Piękny, otoczony pagórkami teren jest doskonałym miejscem na spędzenie wakacyjnego dnia. W średniowieczu Miedniki były swoistym „progiem" Wilna, chroniącym wstępu do stolicy od strony wschodniej, od której w każdej chwili oczekiwano ataku wroga. Wzniesiono więc zamek warowny. Początek budowy zamku historycy oceniają na koniec XIII – początek XIV wieku. Pod przyszłą budowlę obrano bagienny, trudno dostępny teren. Za czasów Kazimierza Jagiellończyka (1427 - 1492), w miednickim zamku niejednokrotnie bawili synowie królewscy: Jan Albrecht, Aleksander, Władysław, Zygmunt i Kazimierz (znany teraz jako święty patron Litwy). Królewicze odpoczywali tu ze swym wychowawcą Janem Długoszem.

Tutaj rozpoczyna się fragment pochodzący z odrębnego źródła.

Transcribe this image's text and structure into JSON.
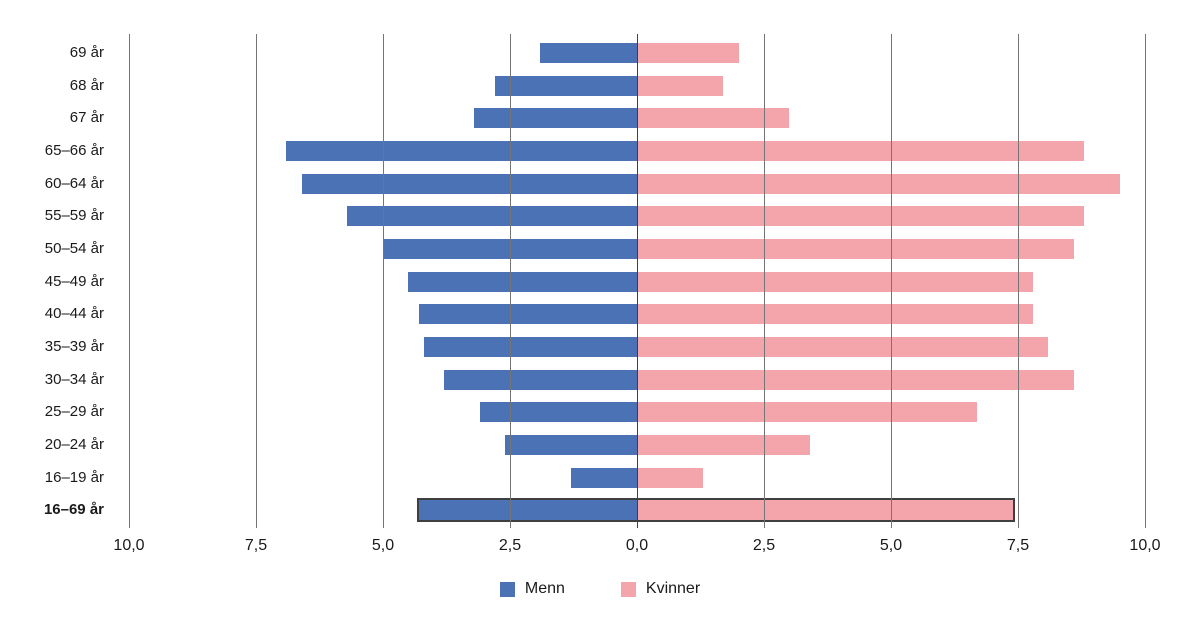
{
  "chart_data": {
    "type": "bar",
    "variant": "diverging-horizontal-pyramid",
    "categories": [
      "69 år",
      "68 år",
      "67 år",
      "65–66 år",
      "60–64 år",
      "55–59 år",
      "50–54 år",
      "45–49 år",
      "40–44 år",
      "35–39 år",
      "30–34 år",
      "25–29 år",
      "20–24 år",
      "16–19 år",
      "16–69 år"
    ],
    "series": [
      {
        "name": "Menn",
        "side": "left",
        "color": "#4A72B5",
        "values": [
          1.9,
          2.8,
          3.2,
          6.9,
          6.6,
          5.7,
          5.0,
          4.5,
          4.3,
          4.2,
          3.8,
          3.1,
          2.6,
          1.3,
          4.3
        ]
      },
      {
        "name": "Kvinner",
        "side": "right",
        "color": "#F3A5AB",
        "values": [
          2.0,
          1.7,
          3.0,
          8.8,
          9.5,
          8.8,
          8.6,
          7.8,
          7.8,
          8.1,
          8.6,
          6.7,
          3.4,
          1.3,
          7.4
        ]
      }
    ],
    "total_row": {
      "label": "16–69 år",
      "outlined": true,
      "bold_label": true,
      "outline_color": "#3F3F3F"
    },
    "x_axis": {
      "tick_labels": [
        "10,0",
        "7,5",
        "5,0",
        "2,5",
        "0,0",
        "2,5",
        "5,0",
        "7,5",
        "10,0"
      ],
      "tick_values_abs": [
        10.0,
        7.5,
        5.0,
        2.5,
        0.0,
        2.5,
        5.0,
        7.5,
        10.0
      ],
      "max_each_side": 10.0,
      "tick_step": 2.5,
      "decimal_separator": ","
    },
    "grid": true,
    "gridline_color": "#757575",
    "center_axis_color": "#3F3F3F",
    "legend": {
      "position": "bottom",
      "entries": [
        {
          "label": "Menn",
          "color": "#4A72B5"
        },
        {
          "label": "Kvinner",
          "color": "#F3A5AB"
        }
      ]
    }
  },
  "colors": {
    "background": "#FFFFFF",
    "text": "#1A1A1A",
    "menn_blue": "#4A72B5",
    "kvinner_pink": "#F3A5AB"
  }
}
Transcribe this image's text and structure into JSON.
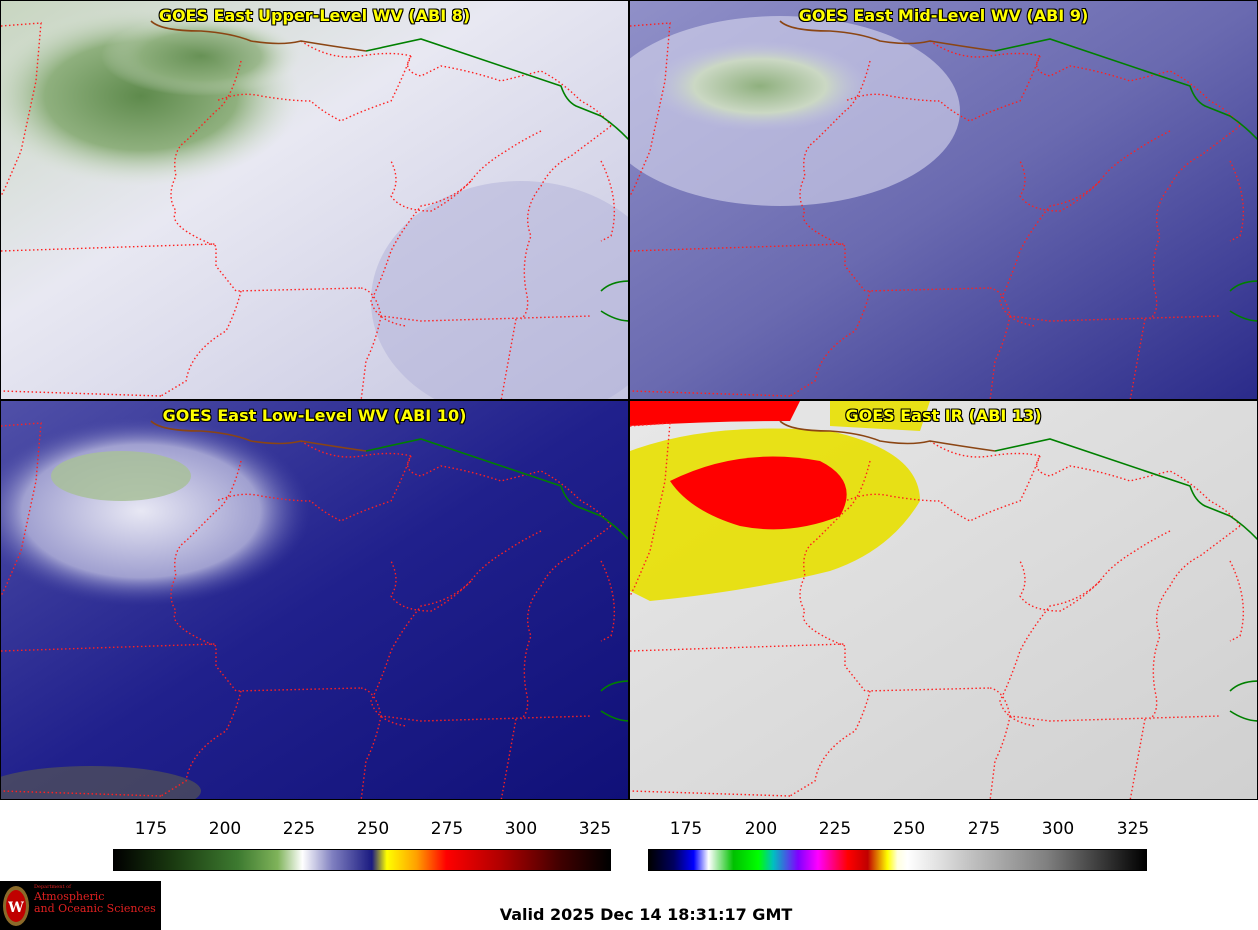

Dziś zamek jest odnowiony i naprawdę warty obejrzenia. Pięciopiętrową kondygnację wieńczy taras widokowy. Wnętrza są urządzone i można oglądać w nich dość liczne eksponaty. Wrażenie sprawia sala z bronią średniowieczną. Znajduje się w niej pełen symboli tryptyk z bitwą grunwaldzką, gdzie na pierwszy plan wysunięty jest książę Witold. W tle słychać „Bogurodzicę" – pierwszy hymn, z którym wojsko podążało na bitwę.
Warty obejrzenia jest kościół – jeden z pierwszych siedmiu kościołów parafialnych założonych przez króla Władysława Jagiełłę tuż po chrzcie Litwy w 1387 roku. Drewniany kościół o dość oryginalnej architekturze istnieje od 1928 roku, kiedy to zatwierdzono projekt nowej drewnianej świątyni, opracowany przez architekta A. Dubowika. Wybudowany wspólnymi siłami parafian nowy kościół pw. św. Kazimierza, został poświęcony parę lat później, a do dziś przy kościele mieszkają franciszkanie, których pierwszy przedstawiciel pojawił się w tej miejscowości w 1961 roku – a był to franciszkanin Kamil Wełymański, który po powrocie z sowieckiego zesłania osiadł w Miednikach.